The U.S. housing market has grown and stabilized in the past few years as it’s recovered from the Great Recession. However, a low supply of units for sale and rising unaffordability remain major problems according to the Harvard Joint Center for Housing Studies’ 2018 State of the Nation’s Housing report, which was to be released today during an event at the National Press Club in Washington, D.C.

The center released its first State of the Nation’s Housing report in 1988. Since that time, more than 40 million housing units have been built in the U.S. and the country has added 27 million new households. Last year’s national homeownership rate of 63.9 percent was  close to the 64 percent rate of the late 1980s.

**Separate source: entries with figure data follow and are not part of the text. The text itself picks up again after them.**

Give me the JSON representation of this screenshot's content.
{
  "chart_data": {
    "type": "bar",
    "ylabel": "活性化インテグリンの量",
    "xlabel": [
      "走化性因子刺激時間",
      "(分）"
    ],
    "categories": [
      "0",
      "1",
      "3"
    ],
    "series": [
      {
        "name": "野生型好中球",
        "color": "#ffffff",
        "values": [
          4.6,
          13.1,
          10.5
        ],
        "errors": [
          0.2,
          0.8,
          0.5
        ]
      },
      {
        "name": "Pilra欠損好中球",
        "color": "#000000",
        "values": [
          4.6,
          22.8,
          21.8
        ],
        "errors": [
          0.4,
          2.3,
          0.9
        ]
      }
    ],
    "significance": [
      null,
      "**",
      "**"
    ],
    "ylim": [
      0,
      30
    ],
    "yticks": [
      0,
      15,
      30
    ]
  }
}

However, the number of American households facing high housing costs has risen by nearly 14 million  during  the past 30 years and the number with student loan debt has nearly doubled. At the same time, the gap between black and white homeownership has widened.

“By many metrics, the U.S. housing market in 2018 is on sound footing,” said Chris Herbert, managing director of the Harvard Joint Center for Housing Studies. “But a number of challenges highlighted in the first State of the Nation’s Housing report 30 years ago persist today , and in many respects the situation has worsened for both the lowest-income Americans and those higher up the income ladder.”

Growing income inequality has helped drive the increase in cost-burdened households. According to the report, the real median income of households in the bottom 25 percent  increased only 3 percent between 1988 and 201 6, while the median income for adults aged 25 to 34 rose by just 5 percent. Meanwhile, the median home price grew 41 percent faster than inflation between 1990 and 2016, the median rent grew 20 percent faster, and the nation had 2.5 million fewer units renting for less than $800 a month.

The increases in prices and rents combined with fewer subsidies for low-income households mean that nearly a third of all households (38 .1 million) paid more than 30 percent of their incomes for housing in 2016, the widely accepted metric for affordability . These include 20.8 million renters (47 percent), and of these, 11 million pay more than half their income for housing. While these figures are down slightly from their peak during the recession, they are significantly higher than in previous decades.

“If incomes had kept pace with the economy’s growth over the past 30 years, they would have easily matched the rise in housing costs,” said Daniel McCue, a senior research associate at the Harvard Joint Center for Housing Studies and lead author of the report. “But that hasn’t happened.”

The  report also points to a low supply of new housing, which is hurting affordability. There were 1.2 million new housing starts in 2017, up slightly from 2016 . The entire increase last year came from single-family starts, which were up 8.6 percent. However, that was just 849,000 units in 2017, well below the 1.1 million-per-year historical average.

Multifamily starts, which had helped power the housing recovery in recent years, fell by 9.7 percent to 354,100 units.

Because of these factors, house prices rose 6.2 percent in 2017 and now top pre-recesssion peaks in most of the nation’s largest metros. While rents also increased by 3.7 percent, the report says rent increases are slowing and vacancies are increasing, particularly for new, high-end units.

According to the report, the easing of conditions in the rental market shows that U.S. households are returning to homebuying after a decade of growing rental demand.

The national homeownership rate rose for the first time in 13 years to 63.9 percent last year, up 0.5 percent from its low in 2016. Although the overall rate is now similar to the rate that prevailed in the late 1980s, the gap in the black and white homeownership rates is larger than it was 30 years ago. Homeownership rates among young adults are down sharply as well.

Overall, the new report shows that, if the nation is to make real progress in addressing its housing challenges , there is a clear need to expand assistance for those beyond the market’s reach.

“We need strategies to help the private sector produce more moderately -priced housing,” said Herbert. “Doing so will require new approaches for making effective use of public funding, reducing construction costs , and easing regulatory barriers.”